Wine characteristics
- Cool climate: citrus, peach and jasmine.

= Koshu (grape) =

Variety of grape

Koshu (甲州 kōshū) is a white wine grape variety that has been grown primarily in the Koshu Valley in Yamanashi Prefecture, Japan. Though long thought to be of exclusively European origin, it is now known to be a hybrid (probably naturally occurring) of Europe's Vitis vinifera and one or more East Asian Vitis species. The name “Koshu” is a former name for Yamanashi and the present-day name of the main town in the valley where the majority of Koshu grapes are grown.
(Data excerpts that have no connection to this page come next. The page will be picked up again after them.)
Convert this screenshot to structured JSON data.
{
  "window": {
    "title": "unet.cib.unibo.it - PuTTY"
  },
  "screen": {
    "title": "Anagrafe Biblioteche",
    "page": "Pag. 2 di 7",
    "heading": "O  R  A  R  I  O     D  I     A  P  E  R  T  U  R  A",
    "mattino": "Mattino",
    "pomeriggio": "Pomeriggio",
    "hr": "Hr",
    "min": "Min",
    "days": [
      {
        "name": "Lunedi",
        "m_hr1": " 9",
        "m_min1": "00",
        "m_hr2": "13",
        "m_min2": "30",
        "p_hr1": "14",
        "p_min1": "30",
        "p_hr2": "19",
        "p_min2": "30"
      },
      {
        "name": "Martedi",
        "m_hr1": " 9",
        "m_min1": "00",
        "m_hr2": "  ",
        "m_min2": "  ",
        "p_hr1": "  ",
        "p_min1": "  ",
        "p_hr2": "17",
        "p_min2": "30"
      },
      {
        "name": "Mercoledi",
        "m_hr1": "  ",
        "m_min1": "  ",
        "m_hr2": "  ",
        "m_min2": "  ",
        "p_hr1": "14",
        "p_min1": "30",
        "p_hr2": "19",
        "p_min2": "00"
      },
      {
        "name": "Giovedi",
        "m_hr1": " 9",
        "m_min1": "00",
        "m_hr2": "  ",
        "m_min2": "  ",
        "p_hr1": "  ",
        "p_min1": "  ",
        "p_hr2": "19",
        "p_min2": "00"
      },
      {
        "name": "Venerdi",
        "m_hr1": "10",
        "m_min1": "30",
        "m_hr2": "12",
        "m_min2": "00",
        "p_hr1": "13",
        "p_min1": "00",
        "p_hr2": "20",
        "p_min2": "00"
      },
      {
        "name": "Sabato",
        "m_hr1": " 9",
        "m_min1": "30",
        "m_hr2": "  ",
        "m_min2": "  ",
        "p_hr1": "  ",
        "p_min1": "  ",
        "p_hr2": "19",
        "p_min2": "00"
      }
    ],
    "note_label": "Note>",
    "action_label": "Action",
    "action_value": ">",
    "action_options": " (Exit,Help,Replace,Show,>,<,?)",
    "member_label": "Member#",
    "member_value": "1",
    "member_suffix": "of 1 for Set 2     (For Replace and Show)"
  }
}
== Wine characteristics ==
The distinctive characteristics of Koshu are a pale straw colour and a soft, fruity and aromatic bouquet with overtones of citrus, peach and jasmine. The taste is clean, delicate and fresh, considered a good match for Japanese cuisine.

== Wine production ==
In the late 19th century, the first proper winery was established in Yamanashi. After the second half of the 20th century, production of Japanese Wine from locally grown grapes increased dramatically. There are now more than 80 wineries in Yamanashi Prefecture; they turn out about 40% of Japan's domestic wine production, and Yamanashi has 95% of the Koshu plantings in the country.